Дойдя до выставки, Джулиан небрежно спросил, кто что собирается смотреть. Том ответил, что хочет прокатиться на движущейся мостовой и на большом колесе обозрения. Чарльз посмотрел на Зюскинда и сказал, что хочет увидеть зал динамо-машин и автомобили. Джулиан заявил, что пойдет в павильон Бинга, так как отец велел ему обязательно осмотреть декор этого павильона. Они договорились собраться позже в венской кондитерской и поесть пирожных.
Когда Джулиан и Том уже не могли их слышать, Зюскинд, немного волнуясь, сказал, что хочет познакомить Чарльза с одной молодой женщиной. Она читает лекции об анархии и вопросах пола.

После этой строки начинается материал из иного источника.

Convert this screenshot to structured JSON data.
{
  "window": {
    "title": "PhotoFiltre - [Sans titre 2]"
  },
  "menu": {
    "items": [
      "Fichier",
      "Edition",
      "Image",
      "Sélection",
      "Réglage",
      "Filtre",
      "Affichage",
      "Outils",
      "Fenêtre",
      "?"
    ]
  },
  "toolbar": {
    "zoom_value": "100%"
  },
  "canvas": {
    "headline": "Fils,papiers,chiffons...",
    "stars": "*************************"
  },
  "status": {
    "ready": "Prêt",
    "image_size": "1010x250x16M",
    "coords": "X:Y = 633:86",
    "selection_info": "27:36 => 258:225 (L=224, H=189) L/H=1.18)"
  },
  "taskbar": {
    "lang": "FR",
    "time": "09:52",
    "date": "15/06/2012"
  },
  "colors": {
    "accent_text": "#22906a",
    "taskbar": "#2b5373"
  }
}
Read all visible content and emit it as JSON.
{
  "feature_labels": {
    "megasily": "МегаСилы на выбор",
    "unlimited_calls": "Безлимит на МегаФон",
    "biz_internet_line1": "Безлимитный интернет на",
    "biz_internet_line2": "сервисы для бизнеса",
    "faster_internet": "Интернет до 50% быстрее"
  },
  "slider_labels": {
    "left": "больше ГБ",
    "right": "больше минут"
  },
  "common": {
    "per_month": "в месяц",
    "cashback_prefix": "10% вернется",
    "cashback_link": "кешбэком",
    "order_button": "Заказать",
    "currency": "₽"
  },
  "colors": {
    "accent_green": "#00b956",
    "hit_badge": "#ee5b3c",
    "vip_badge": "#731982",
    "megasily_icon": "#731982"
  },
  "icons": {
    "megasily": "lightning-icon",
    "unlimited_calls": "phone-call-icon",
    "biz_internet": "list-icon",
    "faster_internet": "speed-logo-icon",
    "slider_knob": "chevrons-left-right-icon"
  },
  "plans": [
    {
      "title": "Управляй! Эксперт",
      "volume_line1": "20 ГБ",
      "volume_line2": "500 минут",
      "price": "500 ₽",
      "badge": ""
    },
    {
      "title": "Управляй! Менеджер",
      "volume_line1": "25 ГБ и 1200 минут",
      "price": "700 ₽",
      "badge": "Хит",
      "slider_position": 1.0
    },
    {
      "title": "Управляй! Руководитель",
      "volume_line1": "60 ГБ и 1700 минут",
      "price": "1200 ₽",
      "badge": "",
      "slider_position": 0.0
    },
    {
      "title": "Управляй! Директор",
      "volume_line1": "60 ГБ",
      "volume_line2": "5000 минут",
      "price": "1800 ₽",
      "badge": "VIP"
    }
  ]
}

Она, как и он сам, приехала в Париж на антипарламентский конгресс Второго интернационала. Она также делегатка тайного съезда мальтузианцев, желающих обсудить противозачаточные средства, запрещенные во Франции. Ее звали Эмма Гольдман. Она приехала из Америки, где руководила партией анархистов, а здесь зарабатывала себе на пропитание, водя по Выставке американцев. «Она точно знает, что нам нужнее всего увидеть и узнать, — сказал Зюскинд. — Но вы должны строго хранить тайну и ни в коем случае не передавать никому того, что я сказал. Я договорился встретиться с ней перед Дворцом женщин».
Джулиан планировал кампанию по сближению с Томом, хотя и не очень понимал, чего в итоге хочет добиться. Он был весь напряжен, нервы как наэлектризованные — это доставляло ему невероятное наслаждение. Перед выходом из гостиницы он рассмотрел себя в зеркало в спальне, пытаясь увидеть себя непостижимым взором Тома. Джулиан был строен и в вельветовой куртке и бирюзовой рубашке казался приятно поджарым. С другой стороны, он был… коротенький, маленького роста… он не нашел положительного эпитета. От итальянских предков он унаследовал смуглую кожу и темную полоску усов. Глаза были глубоко посажены. Волосы — гладкие, словно прилизанные, казалось, им нравится так лежать. Как видит его Том, красно-золотой, непринужденный, словно высеченный резцом скульптора там, где Джулиана лишь набросали тушью?
Джулиан умел быть влюбленным. Ему нужно было знать о сексе. А именно, ему нужно было знать, каково изливаться в соприкосновении с другим телом, какая разница между ним и собственной рукой. Но Джулиан был умен и понимал, что, когда ты «влюблен», приятнее всего — состояние неутоленного томления. Учась в закрытой школе, поневоле начнешь разбираться в мальчишеской красоте: мальчики в стихарях с ангельскими личиками, мальчики, покрытые восхитительной пленкой пота после погони за футбольным мячом или усердного размахивания битой, трепещущие коленопреклоненные мальчики, растирающие ваксу на твоем ботинке. Их красота влекла за собой опасность — и даже, в некоторых случаях, невозможность — касания. Серьезные, нежные или озорные лица мерцали в полутьме перед глазами школьника, пишущего умное сочинение о Платоновых формах добра или пристраивающего голову на одинокую подушку. Конечно, приходилось верить, что это или то прелестное создание могло, in potentia,
[41]
стать долгожданным близким другом, от которого ничего не нужно таить, который все поймет, простит и полюбит. Но Джулиану хватило ума и наблюдательности, чтобы заметить: любовь сильней всего, пока она неразделенная. «Любовь растет, пока в зенит не станет, / Но минет полдень — сразу ночь нагрянет».
[42]
«Что ж станется со мной, когда вкушу я / Любви чудесный нектар!»